Christmas, Food & Drink

What are the Best Christmas Food and Drink Pairings?

Christmas is a time to indulge, and sample the finer things in life, ideally in the company of those nearest and dearest to us. Whatever food and drinks you serve, they should really be paired nicely with one another. This will help to elevate both components, and ensure that the entire gastronomic experience is more than the sum of its parts.


Oceans of reds, whites and roses are consumed over the festive period every year. Matching these wines with an appropriate dish is critical. Generally, fattier and more flavoursome foods will tend to pair well with rich, tannin-heavy wines.

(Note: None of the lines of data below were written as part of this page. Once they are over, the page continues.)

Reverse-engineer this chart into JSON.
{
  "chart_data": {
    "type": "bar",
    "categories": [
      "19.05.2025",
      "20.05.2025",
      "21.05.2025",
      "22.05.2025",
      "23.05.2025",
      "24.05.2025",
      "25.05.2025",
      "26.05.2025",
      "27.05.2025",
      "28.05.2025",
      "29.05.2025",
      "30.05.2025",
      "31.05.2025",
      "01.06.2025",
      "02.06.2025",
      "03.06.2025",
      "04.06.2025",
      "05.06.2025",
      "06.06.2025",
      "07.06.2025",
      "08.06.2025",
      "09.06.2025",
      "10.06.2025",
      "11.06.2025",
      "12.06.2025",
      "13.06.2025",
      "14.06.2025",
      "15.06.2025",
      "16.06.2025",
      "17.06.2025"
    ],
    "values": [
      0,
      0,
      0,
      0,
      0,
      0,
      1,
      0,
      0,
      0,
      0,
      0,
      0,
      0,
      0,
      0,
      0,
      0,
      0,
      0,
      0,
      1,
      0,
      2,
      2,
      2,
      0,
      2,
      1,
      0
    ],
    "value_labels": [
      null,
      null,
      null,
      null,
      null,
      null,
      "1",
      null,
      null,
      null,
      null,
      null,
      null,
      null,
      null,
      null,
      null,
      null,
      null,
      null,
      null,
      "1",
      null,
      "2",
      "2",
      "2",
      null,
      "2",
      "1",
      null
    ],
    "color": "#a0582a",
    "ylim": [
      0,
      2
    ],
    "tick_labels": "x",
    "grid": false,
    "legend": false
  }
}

Sparkling wines tend to go nicely with smoked salmon, since they can cut through the fish’s natural oiliness. Similarly, if you’re having a fatty dish like goose on Christmas Day, then a drier white wine with good acidity will cut through. If you’re serving a fortified wine, like port, then a selection of cheeses will tend to work nicely.

Teas and Coffees

During the Christmas period, you might find yourself sampling a few Christmas teas and coffees. This is another opportunity to work in classic flavour combinations. Ginger-based teas, for example, have the spiciness required to offset lush desserts like vanilla ice cream.

Christmas pudding

When it comes to Christmas pudding, the conventional wisdom is that you’re going to be drinking the same brandy that the pudding itself is immersed in. You can expect brandy butter to work as a sweet foil to all of those complex fruit and nut notes. It works spectacularly every time.

What about desserts?

Whatever you’re serving for dessert, you’ll want a selection of dessert wines to hand. This is another area where fortified wines tend to excel. Rich, caramel-based desserts tend to go nicely with Tawnies, while rich dark chocolate dishes go nicely with more mature vintage ports.

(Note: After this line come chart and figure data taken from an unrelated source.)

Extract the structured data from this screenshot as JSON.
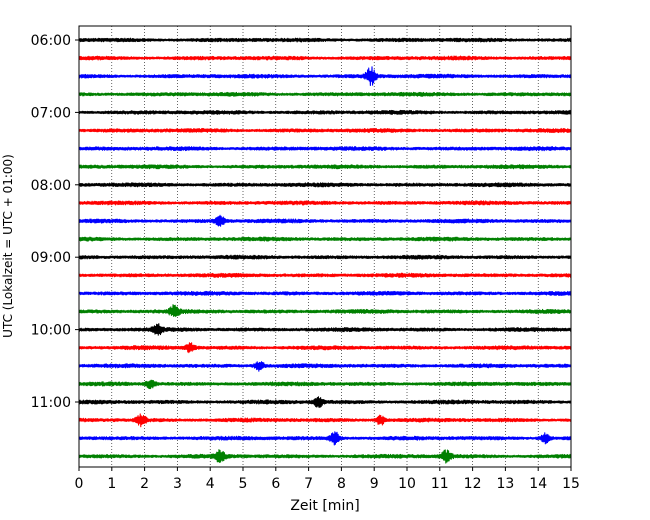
{
  "chart_data": {
    "type": "line",
    "title": "",
    "xlabel": "Zeit  [min]",
    "ylabel": "UTC (Lokalzeit = UTC + 01:00)",
    "xlim": [
      0,
      15
    ],
    "x_ticks": [
      "0",
      "1",
      "2",
      "3",
      "4",
      "5",
      "6",
      "7",
      "8",
      "9",
      "10",
      "11",
      "12",
      "13",
      "14",
      "15"
    ],
    "y_tick_labels": [
      "06:00",
      "07:00",
      "08:00",
      "09:00",
      "10:00",
      "11:00"
    ],
    "grid": "vertical dotted",
    "trace_start_times": [
      "06:00",
      "06:15",
      "06:30",
      "06:45",
      "07:00",
      "07:15",
      "07:30",
      "07:45",
      "08:00",
      "08:15",
      "08:30",
      "08:45",
      "09:00",
      "09:15",
      "09:30",
      "09:45",
      "10:00",
      "10:15",
      "10:30",
      "10:45",
      "11:00",
      "11:15",
      "11:30",
      "11:45"
    ],
    "color_cycle": [
      "#000000",
      "#ff0000",
      "#0000ff",
      "#008000"
    ],
    "events": [
      {
        "trace": "06:30",
        "minute": 8.9,
        "amplitude": 2.6
      },
      {
        "trace": "08:30",
        "minute": 4.3,
        "amplitude": 1.5
      },
      {
        "trace": "09:45",
        "minute": 2.9,
        "amplitude": 1.6
      },
      {
        "trace": "10:00",
        "minute": 2.4,
        "amplitude": 1.5
      },
      {
        "trace": "10:15",
        "minute": 3.4,
        "amplitude": 1.4
      },
      {
        "trace": "10:30",
        "minute": 5.5,
        "amplitude": 1.4
      },
      {
        "trace": "10:45",
        "minute": 2.2,
        "amplitude": 1.3
      },
      {
        "trace": "11:00",
        "minute": 7.3,
        "amplitude": 1.4
      },
      {
        "trace": "11:15",
        "minute": 1.9,
        "amplitude": 1.6
      },
      {
        "trace": "11:15",
        "minute": 9.2,
        "amplitude": 1.4
      },
      {
        "trace": "11:30",
        "minute": 7.8,
        "amplitude": 1.8
      },
      {
        "trace": "11:30",
        "minute": 14.2,
        "amplitude": 1.5
      },
      {
        "trace": "11:45",
        "minute": 4.3,
        "amplitude": 1.8
      },
      {
        "trace": "11:45",
        "minute": 11.2,
        "amplitude": 1.7
      }
    ]
  }
}
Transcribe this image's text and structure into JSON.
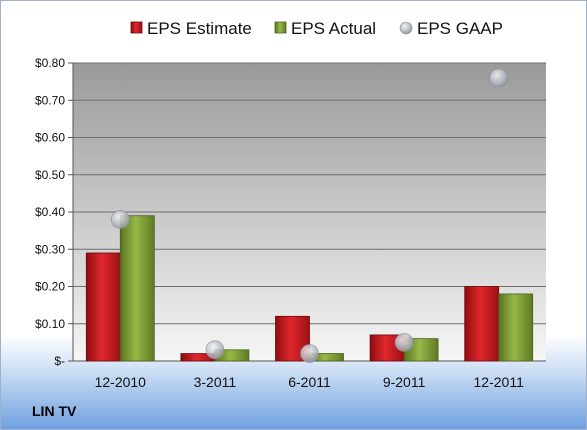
{
  "company": "LIN TV",
  "colors": {
    "estimate": "#c0161b",
    "actual": "#7d9a2e",
    "gaap": "#b8bcc4",
    "plot_bg_top": "#9a9a9a",
    "plot_bg_bottom": "#f4f4f4"
  },
  "chart_data": {
    "type": "bar",
    "categories": [
      "12-2010",
      "3-2011",
      "6-2011",
      "9-2011",
      "12-2011"
    ],
    "series": [
      {
        "name": "EPS Estimate",
        "kind": "bar",
        "values": [
          0.29,
          0.02,
          0.12,
          0.07,
          0.2
        ]
      },
      {
        "name": "EPS Actual",
        "kind": "bar",
        "values": [
          0.39,
          0.03,
          0.02,
          0.06,
          0.18
        ]
      },
      {
        "name": "EPS GAAP",
        "kind": "scatter",
        "values": [
          0.38,
          0.03,
          0.02,
          0.05,
          0.76
        ]
      }
    ],
    "ylim": [
      0,
      0.8
    ],
    "yticks": [
      0,
      0.1,
      0.2,
      0.3,
      0.4,
      0.5,
      0.6,
      0.7,
      0.8
    ],
    "ytick_labels": [
      "$-",
      "$0.10",
      "$0.20",
      "$0.30",
      "$0.40",
      "$0.50",
      "$0.60",
      "$0.70",
      "$0.80"
    ],
    "legend": [
      "EPS Estimate",
      "EPS Actual",
      "EPS GAAP"
    ],
    "legend_position": "top",
    "grid": true
  }
}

What about non-alcoholic options

While we might think of Christmas as an agreeably booze-soaked affair, the truth is that many Brits are abandoning, or at least seeking to cut back on, their alcohol intake. This trend is particularly prevalent among younger people.

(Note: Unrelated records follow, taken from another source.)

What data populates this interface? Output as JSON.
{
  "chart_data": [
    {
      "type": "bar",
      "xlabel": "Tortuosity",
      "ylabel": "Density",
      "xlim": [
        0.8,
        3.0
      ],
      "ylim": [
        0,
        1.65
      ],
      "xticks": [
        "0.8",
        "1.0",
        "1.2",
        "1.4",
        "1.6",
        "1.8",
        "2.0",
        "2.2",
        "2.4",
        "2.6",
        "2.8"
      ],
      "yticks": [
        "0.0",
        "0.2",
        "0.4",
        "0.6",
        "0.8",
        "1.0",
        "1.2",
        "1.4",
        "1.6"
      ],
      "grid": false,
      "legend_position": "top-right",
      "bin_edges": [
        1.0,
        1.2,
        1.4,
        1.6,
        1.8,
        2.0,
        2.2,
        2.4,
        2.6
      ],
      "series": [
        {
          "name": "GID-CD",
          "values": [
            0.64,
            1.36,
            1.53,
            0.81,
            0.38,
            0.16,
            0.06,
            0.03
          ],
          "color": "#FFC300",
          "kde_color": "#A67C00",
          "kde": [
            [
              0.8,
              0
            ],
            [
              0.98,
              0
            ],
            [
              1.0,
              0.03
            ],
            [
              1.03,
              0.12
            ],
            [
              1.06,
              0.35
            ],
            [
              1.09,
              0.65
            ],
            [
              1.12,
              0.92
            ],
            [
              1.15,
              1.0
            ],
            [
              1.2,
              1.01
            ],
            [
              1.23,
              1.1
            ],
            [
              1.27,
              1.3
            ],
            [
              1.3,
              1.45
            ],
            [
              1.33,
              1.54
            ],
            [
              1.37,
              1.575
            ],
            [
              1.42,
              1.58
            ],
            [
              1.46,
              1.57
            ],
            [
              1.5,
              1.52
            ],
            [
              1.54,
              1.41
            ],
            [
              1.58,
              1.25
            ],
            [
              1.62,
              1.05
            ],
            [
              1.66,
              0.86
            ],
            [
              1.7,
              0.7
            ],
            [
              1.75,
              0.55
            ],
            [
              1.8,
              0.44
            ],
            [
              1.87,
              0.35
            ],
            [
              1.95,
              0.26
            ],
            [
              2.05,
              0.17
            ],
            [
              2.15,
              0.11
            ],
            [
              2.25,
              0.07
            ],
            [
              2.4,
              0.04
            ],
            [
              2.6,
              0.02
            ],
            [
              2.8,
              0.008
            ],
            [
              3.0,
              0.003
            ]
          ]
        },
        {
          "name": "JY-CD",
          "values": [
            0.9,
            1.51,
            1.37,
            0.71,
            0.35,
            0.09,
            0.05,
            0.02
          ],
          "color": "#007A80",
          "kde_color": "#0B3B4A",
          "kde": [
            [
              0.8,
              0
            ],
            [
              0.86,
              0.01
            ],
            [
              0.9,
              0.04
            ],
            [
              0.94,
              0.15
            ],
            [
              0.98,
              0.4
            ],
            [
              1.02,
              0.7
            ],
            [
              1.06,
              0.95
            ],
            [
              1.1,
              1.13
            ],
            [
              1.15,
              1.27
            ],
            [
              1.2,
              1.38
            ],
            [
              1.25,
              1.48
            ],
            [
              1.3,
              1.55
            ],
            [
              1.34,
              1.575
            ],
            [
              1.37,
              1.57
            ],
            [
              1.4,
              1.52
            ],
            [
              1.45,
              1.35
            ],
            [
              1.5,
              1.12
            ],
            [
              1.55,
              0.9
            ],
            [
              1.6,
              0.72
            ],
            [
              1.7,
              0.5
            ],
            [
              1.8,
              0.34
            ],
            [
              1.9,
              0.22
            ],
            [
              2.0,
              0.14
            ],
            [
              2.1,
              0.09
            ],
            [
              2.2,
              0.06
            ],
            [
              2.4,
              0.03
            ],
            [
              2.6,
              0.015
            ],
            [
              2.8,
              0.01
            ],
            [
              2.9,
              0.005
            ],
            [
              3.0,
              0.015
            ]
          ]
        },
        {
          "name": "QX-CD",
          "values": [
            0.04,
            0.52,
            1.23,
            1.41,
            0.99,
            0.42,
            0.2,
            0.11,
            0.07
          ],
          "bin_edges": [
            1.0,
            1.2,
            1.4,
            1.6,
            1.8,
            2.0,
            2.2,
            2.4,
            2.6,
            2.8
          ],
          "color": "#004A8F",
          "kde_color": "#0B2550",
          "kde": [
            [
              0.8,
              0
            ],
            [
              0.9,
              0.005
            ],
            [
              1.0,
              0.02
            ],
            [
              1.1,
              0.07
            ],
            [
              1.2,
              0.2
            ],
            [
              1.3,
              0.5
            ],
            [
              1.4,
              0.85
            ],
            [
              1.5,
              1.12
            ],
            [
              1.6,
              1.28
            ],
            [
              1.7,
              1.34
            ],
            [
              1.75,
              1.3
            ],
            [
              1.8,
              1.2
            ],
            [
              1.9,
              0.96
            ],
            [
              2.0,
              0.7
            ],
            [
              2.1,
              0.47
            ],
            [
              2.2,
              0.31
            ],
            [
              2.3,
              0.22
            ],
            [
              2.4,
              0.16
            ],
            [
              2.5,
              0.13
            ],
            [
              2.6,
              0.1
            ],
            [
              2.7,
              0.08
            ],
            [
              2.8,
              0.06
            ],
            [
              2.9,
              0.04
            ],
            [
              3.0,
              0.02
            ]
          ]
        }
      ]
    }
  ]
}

Noticing this, the drinks industry has been innovating like never before when it comes to alcohol-free options. Fortunately, we don’t need to reinvent the wheel when it comes to flavour combinations. The spiciness of ginger ale, for example, will work nicely with creamy vanilla desserts.

In many cases, there are low (or no) alcohol versions of the drinks we know and love, which can make it easy to find pairings. If you know what to pair a white wine with, then pairing the same thing with a non-alcohol white wine will tend to yield good results, too.